Dafür gibt es mehrere Gründe. Einer ist einfach, es ist einfach anders und neu, und wie ich schon sagte, es ist das Unbekannte. Es ist nicht etwas, an das wir gewöhnt sind, und das macht uns eine Heidenangst. Wir scheinen in einer Routine festzustecken, und wenn diese Routine erst einmal geschaffen ist und wir uns vollständig an sie angepasst haben, wird sie zu unserer Komfortzone.

Ah, die gute alte Komfortzone. Diese Zone ist gefährlich. Diese Zone kann uns glauben lassen, dass wir mit etwas weitermachen sollten, sogar wenn es uns nicht glücklich macht, einfach weil es einfacher ist, als eine große Veränderung in unserem Leben zu schaffen. Aber die Sache, die wir als Menschen oft vergessen, ängstlich oder nicht, ist, dass Veränderung normalerweise eine gute Sache ist. Sogar wenn wir das Gute nicht sofort sehen.
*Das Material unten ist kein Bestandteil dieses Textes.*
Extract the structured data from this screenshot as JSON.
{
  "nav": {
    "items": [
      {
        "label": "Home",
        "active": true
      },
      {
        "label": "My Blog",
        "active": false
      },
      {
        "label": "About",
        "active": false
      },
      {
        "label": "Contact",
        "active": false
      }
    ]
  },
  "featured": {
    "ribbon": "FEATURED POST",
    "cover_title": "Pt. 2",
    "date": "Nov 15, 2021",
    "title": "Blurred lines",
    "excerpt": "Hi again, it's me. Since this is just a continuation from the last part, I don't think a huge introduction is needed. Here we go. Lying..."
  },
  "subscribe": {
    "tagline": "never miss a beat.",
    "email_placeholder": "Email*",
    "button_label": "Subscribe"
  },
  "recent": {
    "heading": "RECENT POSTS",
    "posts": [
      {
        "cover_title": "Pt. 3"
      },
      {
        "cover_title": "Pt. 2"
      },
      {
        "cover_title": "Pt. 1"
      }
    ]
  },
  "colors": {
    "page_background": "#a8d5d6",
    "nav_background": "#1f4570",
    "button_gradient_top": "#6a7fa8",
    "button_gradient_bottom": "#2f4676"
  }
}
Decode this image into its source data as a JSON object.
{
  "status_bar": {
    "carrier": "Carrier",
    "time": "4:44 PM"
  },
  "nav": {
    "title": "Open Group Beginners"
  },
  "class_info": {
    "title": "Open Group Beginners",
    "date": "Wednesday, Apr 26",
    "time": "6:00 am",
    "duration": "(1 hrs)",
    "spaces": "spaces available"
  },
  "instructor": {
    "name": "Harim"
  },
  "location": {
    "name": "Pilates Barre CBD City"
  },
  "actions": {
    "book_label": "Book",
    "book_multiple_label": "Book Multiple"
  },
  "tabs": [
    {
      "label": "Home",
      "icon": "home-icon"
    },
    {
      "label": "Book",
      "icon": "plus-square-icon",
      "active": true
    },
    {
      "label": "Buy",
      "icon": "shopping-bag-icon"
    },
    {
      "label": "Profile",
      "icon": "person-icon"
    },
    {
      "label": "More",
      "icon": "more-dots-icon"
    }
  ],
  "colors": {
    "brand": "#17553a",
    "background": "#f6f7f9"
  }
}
Veränderung bedeutet ja, dass wir uns an eine neue Routine gewöhnen müssen, einen anderen Lebensstil leben oder einen anderen Weg gehen, aber normalerweise hat das einen wirklich guten Grund. Und wenn es leider nicht so ist, dann erlaubt dir die Veränderung, neue Möglichkeiten zu erkunden, etwas völlig anderes auszuprobieren und vielleicht findest du etwas, das du nie gefunden hättest, wenn du die Veränderung nicht gemacht hättest.

7. Das Leben.

Das Leben, im Allgemeinen, wird immer Angstzustände verursachen, aber es ist wichtig, deine eigenen Trigger zu erkennen und gesunde Wege zu lernen, damit umzugehen. Manchmal, wenn wir in unseren eigenen Gedanken ertrinken, kann es schwierig sein, uns herauszuziehen, und manchmal kann es sich unmöglich anfühlen.

Aber es ist möglich. Lies ein Buch, geh joggen, lerne ein neues Hobby, backe ein paar Kekse, höre Musik, sei in der Natur, geh auf ein Abenteuer. Finde einfach Wege, damit umzugehen. Und am wichtigsten: Finde Wege, um stark zu bleiben.

Autor

  • Emma Schmidt

    Emma Schmidt Ich bin ein zertifizierter Coach in Sachen Scheidung und habe mich auf die Arbeit mit Frauen spezialisiert, die sich mit Klarheit, Mitgefühl und positiver Absicht von ihrer Ehe trennen wollen. Meine Klientinnen befinden sich in jeder Phase des Scheidungsprozesses, von der Überlegung, ob sie ihre Ehe verlassen wollen oder nicht, bis hin zum Aufbau eines neuen Lebens nach der Trennung. Meine Aufgabe ist es, ihnen dabei zu helfen, durch alle möglichen herausfordernden und Scheidungssituationen hindurch das möglichst Beste zu machen.